According to data from Johns Hopkins University, the US recorded more than 60,300 new cases on Tuesday. The national seven-day case average hit about 59,500, an increase of about 73% in five and a half weeks.

The COVID-19 pandemic has so far infected over 8.28 million people in the country has taken lives of more than 221 thousand people.

The pandemic has now killed at least 1.13 people worldwide with more than 40.93 million people been diagnosed with COVID-19.

"It's going to be a difficult fall and winter," Dr. Scott Gottlieb, former commissioner of the US Food and Drug Administration, told CNBC. "I think we're about two or three weeks behind Europe -- so we're about a week away from starting to enter a period where we're going to see a rapid acceleration in cases."

The outbreak is surging in more than half of states. California has the most cases of any U.S. state, reporting 4,387 new cases in the last 24 hours to bring the total cases to 885,258. Texas and Florida are also recording rapid increase in cases, reporting 5,612 and 3,662 new cases on Tuesday, respectively.

Meanwhile, US President Donald Trump, at a campaign rally in Pennsylvania, said that the country is "crushing" COVID-19 despite death toll from the virus surpassing 220,000 in the country

Speaking at a campaign rally in Erie, Pennsylvania, Trump said, "The [Joe] Biden lockdown will crush America, we will crush the virus, we're doing that. We're crushing the virus, look at our numbers compared to Europe. They always said 'look at Europe, Europe, Europe' but look at our numbers compared."

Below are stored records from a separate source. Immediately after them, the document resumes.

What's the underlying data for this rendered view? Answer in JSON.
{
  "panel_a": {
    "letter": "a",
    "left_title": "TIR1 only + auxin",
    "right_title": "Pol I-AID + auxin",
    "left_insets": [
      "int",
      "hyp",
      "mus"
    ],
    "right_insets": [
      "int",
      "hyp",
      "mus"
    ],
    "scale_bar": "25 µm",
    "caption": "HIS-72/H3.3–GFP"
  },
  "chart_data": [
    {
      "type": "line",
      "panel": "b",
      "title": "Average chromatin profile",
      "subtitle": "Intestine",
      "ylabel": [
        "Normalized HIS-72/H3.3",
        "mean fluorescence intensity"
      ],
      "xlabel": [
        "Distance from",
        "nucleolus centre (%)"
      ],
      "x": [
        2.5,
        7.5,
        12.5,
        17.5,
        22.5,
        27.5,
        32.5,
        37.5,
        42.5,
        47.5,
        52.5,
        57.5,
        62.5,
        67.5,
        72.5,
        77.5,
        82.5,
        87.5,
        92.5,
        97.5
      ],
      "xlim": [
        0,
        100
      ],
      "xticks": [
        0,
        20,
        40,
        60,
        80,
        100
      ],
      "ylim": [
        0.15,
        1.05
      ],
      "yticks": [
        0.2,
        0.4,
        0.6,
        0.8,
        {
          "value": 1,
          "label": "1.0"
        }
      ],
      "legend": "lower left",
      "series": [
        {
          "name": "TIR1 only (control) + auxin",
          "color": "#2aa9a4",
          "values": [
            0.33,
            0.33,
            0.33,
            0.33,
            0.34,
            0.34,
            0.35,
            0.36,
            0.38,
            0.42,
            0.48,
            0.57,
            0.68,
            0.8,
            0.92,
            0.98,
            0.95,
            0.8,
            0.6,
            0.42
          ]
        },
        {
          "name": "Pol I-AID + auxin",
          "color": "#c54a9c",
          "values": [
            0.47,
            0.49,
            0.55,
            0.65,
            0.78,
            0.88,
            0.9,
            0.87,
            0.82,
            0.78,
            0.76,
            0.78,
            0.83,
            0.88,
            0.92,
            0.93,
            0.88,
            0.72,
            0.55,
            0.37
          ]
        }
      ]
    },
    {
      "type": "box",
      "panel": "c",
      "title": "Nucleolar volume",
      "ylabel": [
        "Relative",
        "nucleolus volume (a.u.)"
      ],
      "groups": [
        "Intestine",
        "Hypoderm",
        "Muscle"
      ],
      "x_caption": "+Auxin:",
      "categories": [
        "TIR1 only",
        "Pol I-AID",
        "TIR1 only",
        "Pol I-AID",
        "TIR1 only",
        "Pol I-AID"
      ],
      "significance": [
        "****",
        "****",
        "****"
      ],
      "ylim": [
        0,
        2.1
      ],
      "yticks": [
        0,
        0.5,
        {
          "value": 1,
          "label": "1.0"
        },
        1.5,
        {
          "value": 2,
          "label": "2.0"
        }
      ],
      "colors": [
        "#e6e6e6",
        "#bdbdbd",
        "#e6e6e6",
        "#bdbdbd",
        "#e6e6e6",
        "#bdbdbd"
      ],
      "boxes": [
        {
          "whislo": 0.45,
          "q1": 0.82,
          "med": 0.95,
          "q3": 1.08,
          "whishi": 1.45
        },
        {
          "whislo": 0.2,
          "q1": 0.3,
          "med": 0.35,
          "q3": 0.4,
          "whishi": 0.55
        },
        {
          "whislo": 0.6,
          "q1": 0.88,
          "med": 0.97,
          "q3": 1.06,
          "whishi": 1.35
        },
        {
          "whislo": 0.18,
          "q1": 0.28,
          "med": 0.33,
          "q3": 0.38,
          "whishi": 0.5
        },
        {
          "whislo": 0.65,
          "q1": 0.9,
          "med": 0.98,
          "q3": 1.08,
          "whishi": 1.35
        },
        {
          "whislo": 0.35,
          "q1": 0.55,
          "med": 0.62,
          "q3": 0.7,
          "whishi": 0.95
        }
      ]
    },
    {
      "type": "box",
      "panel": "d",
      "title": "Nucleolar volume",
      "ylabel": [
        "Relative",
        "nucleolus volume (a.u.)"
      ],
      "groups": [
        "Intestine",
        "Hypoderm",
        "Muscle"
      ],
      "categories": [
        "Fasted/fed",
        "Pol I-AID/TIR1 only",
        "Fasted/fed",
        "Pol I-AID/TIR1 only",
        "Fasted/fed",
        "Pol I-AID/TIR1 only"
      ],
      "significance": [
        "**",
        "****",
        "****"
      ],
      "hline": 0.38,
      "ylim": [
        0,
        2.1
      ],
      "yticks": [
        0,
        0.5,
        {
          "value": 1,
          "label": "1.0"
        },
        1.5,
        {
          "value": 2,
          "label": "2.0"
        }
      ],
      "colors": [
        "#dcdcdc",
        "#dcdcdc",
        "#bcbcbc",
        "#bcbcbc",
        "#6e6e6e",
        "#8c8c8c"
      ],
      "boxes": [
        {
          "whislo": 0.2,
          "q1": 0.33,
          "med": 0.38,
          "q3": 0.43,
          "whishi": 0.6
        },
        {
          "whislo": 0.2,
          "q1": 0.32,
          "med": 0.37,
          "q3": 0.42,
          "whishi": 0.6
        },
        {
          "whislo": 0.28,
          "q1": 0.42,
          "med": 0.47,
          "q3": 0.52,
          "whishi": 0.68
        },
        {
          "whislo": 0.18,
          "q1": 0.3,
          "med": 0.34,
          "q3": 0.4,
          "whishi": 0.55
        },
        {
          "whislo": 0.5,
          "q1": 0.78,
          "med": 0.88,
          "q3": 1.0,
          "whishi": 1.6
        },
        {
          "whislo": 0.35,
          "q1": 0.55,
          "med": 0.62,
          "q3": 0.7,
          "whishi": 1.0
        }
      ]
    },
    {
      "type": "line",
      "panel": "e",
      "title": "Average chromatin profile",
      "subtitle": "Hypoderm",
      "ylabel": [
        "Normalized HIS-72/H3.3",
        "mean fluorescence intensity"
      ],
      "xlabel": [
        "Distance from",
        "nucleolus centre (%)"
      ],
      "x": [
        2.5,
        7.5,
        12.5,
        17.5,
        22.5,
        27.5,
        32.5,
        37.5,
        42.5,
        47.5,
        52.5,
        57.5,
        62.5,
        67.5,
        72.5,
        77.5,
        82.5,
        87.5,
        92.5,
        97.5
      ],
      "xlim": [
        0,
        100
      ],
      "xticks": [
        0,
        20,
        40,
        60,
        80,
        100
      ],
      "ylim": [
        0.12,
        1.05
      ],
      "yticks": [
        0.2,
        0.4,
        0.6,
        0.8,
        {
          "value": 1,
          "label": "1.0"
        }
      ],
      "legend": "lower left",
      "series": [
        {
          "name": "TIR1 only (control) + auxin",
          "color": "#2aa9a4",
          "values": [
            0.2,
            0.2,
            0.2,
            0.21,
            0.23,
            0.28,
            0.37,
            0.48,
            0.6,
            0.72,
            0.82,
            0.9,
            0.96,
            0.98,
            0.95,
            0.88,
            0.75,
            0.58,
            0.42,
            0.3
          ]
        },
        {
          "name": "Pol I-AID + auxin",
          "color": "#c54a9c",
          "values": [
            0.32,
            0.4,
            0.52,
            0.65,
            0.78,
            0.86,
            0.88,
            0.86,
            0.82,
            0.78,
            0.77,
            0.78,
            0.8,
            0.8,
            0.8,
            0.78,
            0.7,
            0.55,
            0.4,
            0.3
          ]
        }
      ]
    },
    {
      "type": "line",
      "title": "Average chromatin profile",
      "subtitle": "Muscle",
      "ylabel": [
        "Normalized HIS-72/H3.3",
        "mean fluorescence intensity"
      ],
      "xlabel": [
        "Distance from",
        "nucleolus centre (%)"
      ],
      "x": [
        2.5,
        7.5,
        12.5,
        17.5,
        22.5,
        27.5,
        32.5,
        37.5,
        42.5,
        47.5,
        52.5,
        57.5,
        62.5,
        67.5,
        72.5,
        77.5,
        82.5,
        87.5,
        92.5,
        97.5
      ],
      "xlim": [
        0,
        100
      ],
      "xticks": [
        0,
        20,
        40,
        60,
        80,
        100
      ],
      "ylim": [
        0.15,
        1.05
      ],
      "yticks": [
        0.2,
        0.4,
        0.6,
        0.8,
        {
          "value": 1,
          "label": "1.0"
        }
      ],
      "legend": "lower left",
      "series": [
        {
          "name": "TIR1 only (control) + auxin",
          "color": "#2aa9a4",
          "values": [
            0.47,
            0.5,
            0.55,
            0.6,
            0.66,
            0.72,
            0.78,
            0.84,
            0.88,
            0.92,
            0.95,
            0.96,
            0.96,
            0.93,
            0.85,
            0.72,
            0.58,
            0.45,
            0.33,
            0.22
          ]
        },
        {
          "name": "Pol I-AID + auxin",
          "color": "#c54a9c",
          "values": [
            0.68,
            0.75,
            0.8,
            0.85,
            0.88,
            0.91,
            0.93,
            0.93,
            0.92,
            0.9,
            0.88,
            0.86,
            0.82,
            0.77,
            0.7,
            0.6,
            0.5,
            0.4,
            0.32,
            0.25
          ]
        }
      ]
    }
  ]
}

However, according to JHU, the current COVID-19 death rates across most of Europe are lower than that reported in the U.S.

According to reports, AstraZeneca's COVID-19 vaccine trial in the US is expected to resume as early as this week after the FDA completed its review of a serious illness. AstraZeneca's late-stage trial has been on hold since September 6, after a participant in the company's UK trial fell ill with what was suspected to be a rare spinal inflammatory disorder called transverse myelitis.